Sometimes these farmers are bringing the whole farm right to the city! Young, educated folk with a green thumb are coming here to create green space amongst our cement and steel. Brooklyn Grange is one of these, and in just 3 years have become the leading rooftop farming and intensive roof greening business in the US, and supply us with fresh, mixed greens and arugula. Just down the road on Bergen Street, Feedback Farms brings us Shishito peppers, and heirloom tomatoes and eggplant. Check back this weekend to learn about the other types of local farms we support!

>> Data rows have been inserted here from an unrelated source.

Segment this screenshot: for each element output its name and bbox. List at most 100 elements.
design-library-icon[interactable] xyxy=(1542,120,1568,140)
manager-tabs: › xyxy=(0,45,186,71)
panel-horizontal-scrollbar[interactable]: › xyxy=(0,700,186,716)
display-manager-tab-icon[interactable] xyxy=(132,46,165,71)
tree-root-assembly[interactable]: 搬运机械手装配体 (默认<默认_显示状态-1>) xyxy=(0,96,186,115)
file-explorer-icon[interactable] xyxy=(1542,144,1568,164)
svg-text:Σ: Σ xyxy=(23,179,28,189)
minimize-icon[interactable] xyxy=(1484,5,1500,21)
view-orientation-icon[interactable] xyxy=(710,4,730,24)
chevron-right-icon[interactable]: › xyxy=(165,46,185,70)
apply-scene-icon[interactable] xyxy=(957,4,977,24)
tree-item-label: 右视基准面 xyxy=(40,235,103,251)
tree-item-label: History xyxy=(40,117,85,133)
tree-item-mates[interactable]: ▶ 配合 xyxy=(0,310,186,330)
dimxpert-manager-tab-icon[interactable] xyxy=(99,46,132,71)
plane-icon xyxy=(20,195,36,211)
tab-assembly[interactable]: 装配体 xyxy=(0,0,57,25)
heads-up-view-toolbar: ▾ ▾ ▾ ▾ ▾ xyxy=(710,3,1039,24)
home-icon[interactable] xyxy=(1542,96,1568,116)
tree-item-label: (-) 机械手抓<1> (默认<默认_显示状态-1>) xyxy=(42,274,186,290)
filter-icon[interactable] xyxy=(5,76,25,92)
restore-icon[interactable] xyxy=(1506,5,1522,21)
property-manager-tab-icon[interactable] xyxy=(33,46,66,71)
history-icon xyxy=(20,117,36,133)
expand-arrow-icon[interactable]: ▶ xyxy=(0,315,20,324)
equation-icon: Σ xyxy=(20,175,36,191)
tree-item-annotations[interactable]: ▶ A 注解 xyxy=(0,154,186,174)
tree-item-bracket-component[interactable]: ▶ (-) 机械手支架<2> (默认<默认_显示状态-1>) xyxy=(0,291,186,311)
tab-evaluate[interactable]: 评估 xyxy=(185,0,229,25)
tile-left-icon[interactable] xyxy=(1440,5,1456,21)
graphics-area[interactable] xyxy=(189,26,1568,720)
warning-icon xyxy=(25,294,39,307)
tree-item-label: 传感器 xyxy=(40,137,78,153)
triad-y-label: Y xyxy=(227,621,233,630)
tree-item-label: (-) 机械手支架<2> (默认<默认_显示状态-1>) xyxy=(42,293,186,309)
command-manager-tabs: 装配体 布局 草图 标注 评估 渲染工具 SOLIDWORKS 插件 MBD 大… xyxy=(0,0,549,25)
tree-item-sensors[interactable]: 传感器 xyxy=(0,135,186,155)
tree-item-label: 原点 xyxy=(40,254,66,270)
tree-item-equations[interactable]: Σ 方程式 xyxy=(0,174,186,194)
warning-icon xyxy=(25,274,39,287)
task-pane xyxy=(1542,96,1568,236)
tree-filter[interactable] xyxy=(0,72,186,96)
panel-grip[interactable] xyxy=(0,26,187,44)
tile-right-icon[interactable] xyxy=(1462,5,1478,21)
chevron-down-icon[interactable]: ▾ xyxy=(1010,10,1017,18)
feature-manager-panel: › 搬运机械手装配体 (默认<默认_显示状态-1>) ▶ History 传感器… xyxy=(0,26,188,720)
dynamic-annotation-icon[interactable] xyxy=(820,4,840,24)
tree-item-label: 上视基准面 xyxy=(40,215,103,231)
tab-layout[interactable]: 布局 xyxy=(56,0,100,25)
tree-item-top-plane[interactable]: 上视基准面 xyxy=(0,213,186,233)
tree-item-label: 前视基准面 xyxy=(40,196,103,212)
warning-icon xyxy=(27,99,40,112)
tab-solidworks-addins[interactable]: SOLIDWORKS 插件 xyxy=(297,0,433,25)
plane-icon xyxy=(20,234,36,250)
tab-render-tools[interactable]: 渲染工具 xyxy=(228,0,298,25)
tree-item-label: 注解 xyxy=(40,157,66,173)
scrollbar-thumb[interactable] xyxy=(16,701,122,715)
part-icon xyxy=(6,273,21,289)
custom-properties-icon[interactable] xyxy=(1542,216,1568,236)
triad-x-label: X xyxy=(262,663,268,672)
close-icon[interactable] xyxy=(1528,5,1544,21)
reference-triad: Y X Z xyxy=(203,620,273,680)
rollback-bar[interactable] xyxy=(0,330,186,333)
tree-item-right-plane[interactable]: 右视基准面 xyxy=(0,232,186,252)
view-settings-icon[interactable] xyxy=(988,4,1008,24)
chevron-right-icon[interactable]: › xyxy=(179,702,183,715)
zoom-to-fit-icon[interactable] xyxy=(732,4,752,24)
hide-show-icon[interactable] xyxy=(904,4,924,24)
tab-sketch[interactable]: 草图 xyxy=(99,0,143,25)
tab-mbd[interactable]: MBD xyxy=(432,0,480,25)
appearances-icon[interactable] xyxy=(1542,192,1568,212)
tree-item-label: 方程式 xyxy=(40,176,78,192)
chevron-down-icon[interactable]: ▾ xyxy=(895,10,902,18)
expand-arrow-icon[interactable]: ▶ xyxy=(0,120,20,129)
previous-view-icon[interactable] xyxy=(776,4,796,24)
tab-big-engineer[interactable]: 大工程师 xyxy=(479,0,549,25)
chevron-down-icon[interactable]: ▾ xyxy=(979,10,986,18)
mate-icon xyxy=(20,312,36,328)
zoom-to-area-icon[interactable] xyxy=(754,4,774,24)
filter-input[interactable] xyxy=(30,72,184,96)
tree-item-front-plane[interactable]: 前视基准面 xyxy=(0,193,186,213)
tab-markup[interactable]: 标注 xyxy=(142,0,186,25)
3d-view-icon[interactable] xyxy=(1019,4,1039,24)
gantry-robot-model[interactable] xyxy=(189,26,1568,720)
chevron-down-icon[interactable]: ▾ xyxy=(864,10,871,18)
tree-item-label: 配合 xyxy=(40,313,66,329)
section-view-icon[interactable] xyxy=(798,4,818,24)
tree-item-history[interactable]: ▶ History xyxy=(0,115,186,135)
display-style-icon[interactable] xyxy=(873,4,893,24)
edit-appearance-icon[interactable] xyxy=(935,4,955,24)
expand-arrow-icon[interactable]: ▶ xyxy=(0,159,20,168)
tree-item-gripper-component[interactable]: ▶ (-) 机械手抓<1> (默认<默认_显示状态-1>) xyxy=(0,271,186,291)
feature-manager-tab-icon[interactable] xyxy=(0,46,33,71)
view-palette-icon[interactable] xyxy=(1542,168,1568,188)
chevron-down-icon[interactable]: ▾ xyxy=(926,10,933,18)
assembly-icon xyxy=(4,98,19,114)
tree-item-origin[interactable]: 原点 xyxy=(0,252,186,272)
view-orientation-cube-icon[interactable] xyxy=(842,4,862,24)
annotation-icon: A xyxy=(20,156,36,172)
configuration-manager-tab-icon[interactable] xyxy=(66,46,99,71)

As you may have noticed, certain out-of-region items have gone up significantly in price over the past few weeks. We proudly source our broccoli, cauliflower, asparagus, broccoli rabe and plenty of fruits from the central valley in California, which has experienced a serious freeze, significantly affecting crop production. What this means for us here at the Greene Grape is lower availability and higher prices. A reminder of how we fit into the natural world and are subject to mother nature’s whims, perhaps; to avoid these frustrations, we recommend shifting your dinner menu to include items that are grown locally this time of year. New York state is still supplying fabulous cabbages, potatoes, mushrooms, onions, winter squash, and much more! If you haven’t tried our local aquaponic salad greens and hydroponic tomatoes, we do solemnly swear you’ll be impressed!